Effects of Provision Type and Pesticide Exposure on the Larval Development of Osmia lignaria (Hymenoptera: Megachilidae)

Wild and managed bee populations are in decline, and one of many environmental causes is the impact of pesticides on developing bees. For solitary bees, delayed larval development could lead to asynchronous adult emergence, unhealthy and inefficient adult pollinators, and decreased brood production and survival. We examined a methodology for testing Osmia lignaria Say (Hymenoptera: Megachilidae) larval responses to pesticide exposure using a laboratory bioassay. We created two provision types: a homogenized blend of O. lignaria provisions from an apple orchard and homogenized almond pollen pellets collected by honey bees plus sugar water. Pesticides were administered to the provisions to compare toxic effects.

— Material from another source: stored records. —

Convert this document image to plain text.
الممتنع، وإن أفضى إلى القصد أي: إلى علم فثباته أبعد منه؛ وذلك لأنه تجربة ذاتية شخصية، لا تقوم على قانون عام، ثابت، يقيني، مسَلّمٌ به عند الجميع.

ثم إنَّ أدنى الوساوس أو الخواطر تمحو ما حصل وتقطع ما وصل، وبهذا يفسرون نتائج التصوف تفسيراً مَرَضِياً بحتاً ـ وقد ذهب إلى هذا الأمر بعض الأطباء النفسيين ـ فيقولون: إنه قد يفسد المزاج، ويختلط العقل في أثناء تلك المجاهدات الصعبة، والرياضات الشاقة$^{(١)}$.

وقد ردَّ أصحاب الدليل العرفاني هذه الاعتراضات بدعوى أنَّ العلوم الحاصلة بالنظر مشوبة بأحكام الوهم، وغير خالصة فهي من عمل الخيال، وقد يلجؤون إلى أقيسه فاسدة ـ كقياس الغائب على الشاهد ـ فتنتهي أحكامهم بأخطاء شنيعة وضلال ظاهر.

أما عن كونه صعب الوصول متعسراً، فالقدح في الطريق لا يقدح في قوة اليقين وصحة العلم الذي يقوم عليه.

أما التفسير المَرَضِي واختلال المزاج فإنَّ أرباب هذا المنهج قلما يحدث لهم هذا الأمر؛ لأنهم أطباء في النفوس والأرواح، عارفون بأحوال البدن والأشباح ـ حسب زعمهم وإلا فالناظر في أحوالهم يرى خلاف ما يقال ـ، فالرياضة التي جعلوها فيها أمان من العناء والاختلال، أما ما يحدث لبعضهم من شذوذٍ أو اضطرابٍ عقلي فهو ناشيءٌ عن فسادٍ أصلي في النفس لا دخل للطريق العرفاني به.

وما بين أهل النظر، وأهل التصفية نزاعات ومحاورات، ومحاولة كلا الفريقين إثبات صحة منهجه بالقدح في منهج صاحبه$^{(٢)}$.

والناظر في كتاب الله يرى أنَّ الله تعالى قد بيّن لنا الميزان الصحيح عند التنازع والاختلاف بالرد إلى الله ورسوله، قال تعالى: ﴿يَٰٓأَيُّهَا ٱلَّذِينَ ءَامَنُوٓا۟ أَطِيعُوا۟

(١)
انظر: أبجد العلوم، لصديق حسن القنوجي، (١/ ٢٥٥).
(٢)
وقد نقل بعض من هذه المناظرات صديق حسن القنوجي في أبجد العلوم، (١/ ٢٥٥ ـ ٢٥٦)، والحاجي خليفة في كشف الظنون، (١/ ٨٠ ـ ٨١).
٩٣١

We recorded larval developmental durations for second-fifth instar and for fifth instar to cocoon initiation for larvae fed provisions treated with water (control) or doses of three pesticides and a representative spray-tank mixture (acetamiprid, boscalid/pyraclostrobin, dimethoate, and acetamiprid plus boscalid/pyraclostrobin). All larvae survived to cocoon initiation when only water was added to provisions. Impacts of pesticide treatments significantly differed between the apple and almond homogenates. The greatest treatment effects occurred when the homogenized almond provision was mixed with acetamiprid alone and when combined with boscalid/pyraclostrobin. Optimizing bioassays through the use of appropriate larval food for exposing solitary bee larvae to agrochemicals is crucial for assessing risks for pollinators.

Mason Bees (Hymenoptera: Megachilidae) Exhibit No Avoidance of Imidacloprid-Treated Soils

1) Many wild bee species interact with soil either as a nesting substrate or material. These soil interactions create a risk of exposure to agrochemicals such as imidacloprid or other neonicotinoid pesticides that can persist in soil for months after application. At the landscape level, concentrations of imidacloprid residue in soil are limited to the immediate treatment area, and thus risks to soil-interacting bees could be low if they avoid contaminated soils. 2) We utilized Osmia lignaria (Say), a solitary cavity nesting bee which collects mud to partition and seal nests, and conducted two laboratory experiments to test whether nesting females select or avoid soils containing various levels of imidacloprid residue. For the first experiment, we assessed behavioral responses of females to treated soil utilizing a choice arena and pairing various choices of soil with imidacloprid residues ranging between 0 and 780 ppb. For the second experiment, we developed a laboratory assay to assess soil selection of actively nesting O. lignaria, by providing choices of contaminated soil between 0 and 100 ppb and 0 and 1,000 ppb to nesting females. 3) We found no evidence that O. lignaria females avoided any level of imidacloprid contamination, even at the highest residue level (1,000 ppb) in both the experiments, which may have implications for risk. The in situ nesting methodology developed in this study has future applications for research on soil or pollen preferences of cavity nesting Osmia species, and potential for breeding of O. lignaria in laboratory.